At Healing From Within, Susan Eller offers in 5 steps "a simple way to develop intuition, access inner guidance, and unblock creativity" where she advises "Do not judge, analyze or evaluate what you have written even if it does not answer your question."
Infinity Institute provides a definition followed by a detailed procedure on how to do automatic writing: "When we talk about automatic writing, we are talking about channeling. We are allowing information to come through our hand from the other side or from our own higher self. Although there may be no way to prove whether or not automatic writing is real, you will come to your own conclusions. At first it may be hard to understand how easy this process is, but being able to set your analytical side aside will help you to accept the wonderful tool that this can be in your life." Follow a section on "Developing a Trigger" and a section called "Steps to a Session".

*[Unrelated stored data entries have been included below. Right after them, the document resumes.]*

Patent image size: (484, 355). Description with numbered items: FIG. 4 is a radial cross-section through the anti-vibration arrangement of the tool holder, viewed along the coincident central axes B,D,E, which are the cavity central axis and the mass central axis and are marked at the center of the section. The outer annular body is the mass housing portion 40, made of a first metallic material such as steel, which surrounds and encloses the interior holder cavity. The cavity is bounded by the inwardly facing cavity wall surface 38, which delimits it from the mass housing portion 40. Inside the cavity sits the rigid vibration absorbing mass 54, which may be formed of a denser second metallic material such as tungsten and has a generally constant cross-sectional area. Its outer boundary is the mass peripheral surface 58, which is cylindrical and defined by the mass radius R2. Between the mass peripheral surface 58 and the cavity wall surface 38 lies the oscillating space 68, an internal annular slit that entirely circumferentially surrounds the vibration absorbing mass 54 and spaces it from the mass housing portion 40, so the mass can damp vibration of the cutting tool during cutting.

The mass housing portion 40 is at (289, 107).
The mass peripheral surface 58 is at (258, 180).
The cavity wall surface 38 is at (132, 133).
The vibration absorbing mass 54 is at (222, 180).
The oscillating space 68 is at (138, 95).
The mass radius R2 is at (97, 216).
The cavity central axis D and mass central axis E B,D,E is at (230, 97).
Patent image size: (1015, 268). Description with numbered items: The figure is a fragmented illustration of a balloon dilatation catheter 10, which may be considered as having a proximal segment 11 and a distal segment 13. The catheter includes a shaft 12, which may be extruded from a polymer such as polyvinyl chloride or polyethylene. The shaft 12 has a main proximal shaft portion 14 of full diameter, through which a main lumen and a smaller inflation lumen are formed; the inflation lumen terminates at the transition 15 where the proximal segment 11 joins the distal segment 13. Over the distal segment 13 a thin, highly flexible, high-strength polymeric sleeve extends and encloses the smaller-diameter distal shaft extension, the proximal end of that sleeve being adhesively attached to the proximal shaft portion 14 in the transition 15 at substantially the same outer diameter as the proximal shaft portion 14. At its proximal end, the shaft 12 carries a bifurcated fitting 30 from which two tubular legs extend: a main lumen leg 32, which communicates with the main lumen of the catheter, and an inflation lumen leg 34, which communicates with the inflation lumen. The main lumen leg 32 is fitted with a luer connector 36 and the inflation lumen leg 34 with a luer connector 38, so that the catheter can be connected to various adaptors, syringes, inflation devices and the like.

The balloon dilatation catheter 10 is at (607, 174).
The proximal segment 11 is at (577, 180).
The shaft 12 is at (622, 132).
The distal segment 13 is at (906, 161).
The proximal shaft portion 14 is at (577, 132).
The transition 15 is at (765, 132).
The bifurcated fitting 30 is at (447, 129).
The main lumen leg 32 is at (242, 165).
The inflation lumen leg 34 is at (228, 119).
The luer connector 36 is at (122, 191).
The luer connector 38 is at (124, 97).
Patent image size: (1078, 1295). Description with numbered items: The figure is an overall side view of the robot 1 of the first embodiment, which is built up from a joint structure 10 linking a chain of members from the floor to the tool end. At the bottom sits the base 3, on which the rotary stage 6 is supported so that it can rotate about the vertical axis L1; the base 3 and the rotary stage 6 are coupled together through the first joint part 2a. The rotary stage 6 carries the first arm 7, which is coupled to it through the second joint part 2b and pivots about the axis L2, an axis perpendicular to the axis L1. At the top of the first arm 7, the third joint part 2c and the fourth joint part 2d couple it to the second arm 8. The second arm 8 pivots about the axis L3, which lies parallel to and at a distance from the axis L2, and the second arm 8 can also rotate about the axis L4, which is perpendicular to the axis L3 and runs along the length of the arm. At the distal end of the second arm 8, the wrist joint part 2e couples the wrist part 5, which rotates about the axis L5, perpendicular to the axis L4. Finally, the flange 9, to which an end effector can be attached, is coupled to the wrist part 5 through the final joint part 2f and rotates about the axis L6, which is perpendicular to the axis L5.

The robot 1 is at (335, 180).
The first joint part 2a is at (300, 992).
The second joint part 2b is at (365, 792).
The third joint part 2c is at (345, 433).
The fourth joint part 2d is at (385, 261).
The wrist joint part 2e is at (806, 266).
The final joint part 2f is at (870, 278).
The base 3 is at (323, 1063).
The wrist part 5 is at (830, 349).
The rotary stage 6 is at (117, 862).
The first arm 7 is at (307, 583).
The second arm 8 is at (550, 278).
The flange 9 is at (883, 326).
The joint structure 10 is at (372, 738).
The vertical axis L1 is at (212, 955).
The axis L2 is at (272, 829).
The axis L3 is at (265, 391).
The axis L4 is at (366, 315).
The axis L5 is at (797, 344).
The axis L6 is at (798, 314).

At About.com, Stephen Wagner provides the following definition: "Automatic writing is an old form of divination in which messages seem to come out of nowhere through your hand and onto paper. Whether these messages come from the "spirit world" or the subconscious in unknown. Some who have attempted this form of mediumship have written lengthy messages, songs -- even complete novels."
Follows a 12-step procedure on "How to Practice Automatic Writing" that includes this warning: "Be aware of psychological dangers. Some messages that come across might be disturbing. If you're at all not able to handle this possibility, don't attempt automatic writing."
In spiritualism, writing produced involuntarily when the subject’s attention is ostensibly directed elsewhere. The phenomenon may occur when the subject is in an alert waking state or in a hypnotic trance, usually during a séance. What is produced may be unrelated words, fragments of poetry, epithets, puns, obscenities, or well-organized fantasies. During the late 19th century, at the height of popular interest in the phenomenon, inspiration for automatic writing was generally attributed to external or supernatural forces. Since the advent, around 1900, of theories of personality that postulate unconscious as well as conscious motivation, the inspiration for automatic writing has been assumed to be completely internal.